Long COVID in K18-hACE2 mice causes persistent brain inflammation and cognitive impairment (preprint)

Evidence suggests that patients with long COVID experience cognitive abnormalities. However, these clinical data are mostly associational studies complicated by confounding variables, thus the mechanisms responsible for persistent neurological symptoms are unknown. Here we establish an animal model of long COVID by eliciting mild disease in K18-hACE2 mice. Following recovery from infection with a low dose of SARS-CoV-2, K18-hACE2 mice show the characteristic lung fibrosis associated with SARS-CoV-2 infection, which correlates with increased expression of the pro-inflammatory kinin B1 receptor (B1R). These mice also have elevated expression of B1Rs and inflammatory markers in the brain and exhibit cognitive impairments such as elevated anxiety and attenuated exploratory behavior. Our data demonstrate that K18-hACE2 mice exhibit persistent effects of SARS-CoV-2 infection on brain tissue, revealing the potential of this model for investigating long COVID. The results further imply that elevated B1R expression may drive the long-lasting inflammatory response associated with SARS-CoV-2 infection.

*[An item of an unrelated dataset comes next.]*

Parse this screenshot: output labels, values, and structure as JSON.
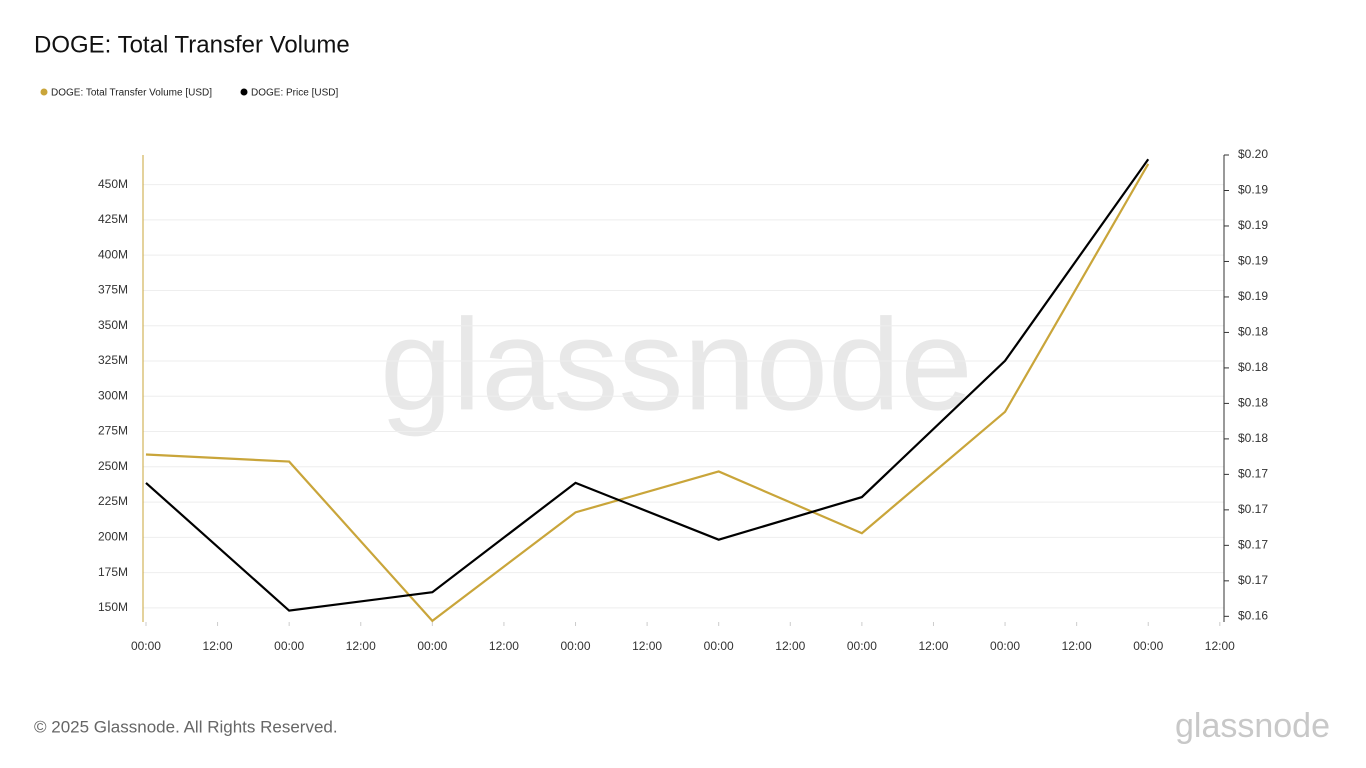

COVID-19 infection enhances susceptibility to oxidative-stress induced parkinsonism (preprint)

Background: Viral induction of neurological syndromes has been a concern since parkinsonian-like features were observed in patients diagnosed with encephalitis lethargica subsequent to the 1918 influenza pandemic. Given the similarities in the systemic responses following SARS-CoV-2 infection with those observed after pandemic influenza, there is a question if a similar syndrome of post-encephalic parkinsonism could follow COVID-19 infection. Objectives: To determine if prior infection with SARS-CoV-2 increased sensitivity to a mitochondrial toxin known to induce parkinsonism. Methods: hACE2 mice were infected with SARS-CoV-2 to induce mild to moderate disease. After 31 days recovery, mice were administered a non-lesion inducing dose of the parkinsonian toxin MPTP. Subsequent neuroinflammation and SNpc dopaminergic neuron loss was determined and compared to SARS-CoV-2 or MPTP alone. Results: hACE2 mice infected with SARS-CoV-2 or MPTP showed no SNpc DA neuron loss following MPTP. In mice infected and recovered from SARS-CoV-2 infection, MPTP induced a 23% or 19% greater loss of SNpc dopaminergic neurons than SARS-CoV-2 or MPTP, respectively (p < 0.05). Examination of microglial activation showed a significant increase in the number of activated microglia in the SARS-CoV-2 + MPTP group compared to SARS-CoV-2 or MPTP alone. Conclusions: Our observations have important implications for long-term public health, given the number of people that have survived SARS-CoV-2 infection as well as for future public policy regarding infection mitigation. However, it will be critical to determine if other agents known to increase risk of PD also have synergistic effects with SARS-CoV-2 and if are abrogated by vaccination.